Totals: NAMI BURN-E 2 scores 36, DUALTRON Storm scores 27.
Based on the scoring, the NAMI BURN-E 2 is our overall winner. In real-world riding, the NAMI BURN-E 2 simply feels like the more complete machine: it's smoother, calmer, and more confidence-inspiring, yet still every bit as thrilling as most sane riders will ever need.
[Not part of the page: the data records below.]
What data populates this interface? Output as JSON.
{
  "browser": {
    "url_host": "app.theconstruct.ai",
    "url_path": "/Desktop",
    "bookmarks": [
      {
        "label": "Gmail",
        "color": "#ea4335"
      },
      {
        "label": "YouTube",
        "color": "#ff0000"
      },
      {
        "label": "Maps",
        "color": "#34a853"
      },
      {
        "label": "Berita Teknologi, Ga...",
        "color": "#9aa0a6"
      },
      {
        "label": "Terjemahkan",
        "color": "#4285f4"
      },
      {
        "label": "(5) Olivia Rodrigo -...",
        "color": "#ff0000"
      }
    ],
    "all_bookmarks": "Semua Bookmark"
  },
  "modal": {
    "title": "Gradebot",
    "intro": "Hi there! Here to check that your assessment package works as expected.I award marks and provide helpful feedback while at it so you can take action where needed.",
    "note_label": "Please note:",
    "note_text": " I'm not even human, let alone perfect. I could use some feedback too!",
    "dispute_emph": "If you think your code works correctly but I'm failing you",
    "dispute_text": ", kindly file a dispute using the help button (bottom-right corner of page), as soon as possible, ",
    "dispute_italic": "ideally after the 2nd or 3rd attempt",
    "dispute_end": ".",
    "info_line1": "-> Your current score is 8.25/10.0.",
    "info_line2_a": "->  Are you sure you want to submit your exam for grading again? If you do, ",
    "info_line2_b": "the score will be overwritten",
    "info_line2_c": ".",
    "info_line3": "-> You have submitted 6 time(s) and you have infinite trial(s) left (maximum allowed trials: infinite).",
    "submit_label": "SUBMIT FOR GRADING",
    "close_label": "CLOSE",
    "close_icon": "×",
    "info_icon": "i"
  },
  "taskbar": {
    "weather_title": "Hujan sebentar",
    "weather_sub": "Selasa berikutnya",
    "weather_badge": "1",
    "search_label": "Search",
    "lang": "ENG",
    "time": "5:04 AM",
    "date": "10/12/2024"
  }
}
The Dualtron Storm remains a compelling choice if you're drawn to that raw Dualtron character and the practicality of a removable battery, but it asks you to accept more compromises in everyday comfort and weather peace of mind. If I had to put my own money down for a serious daily hyper scooter, I'd take the BURN-E 2 and not look back - it just makes every ride, fast or slow, feel like something you want to repeat tomorrow.
That's our verdict when we try to stay objective – but hey, riding is mostly about emotions anyway, so pick the one that will make you look forward to your commute every single day.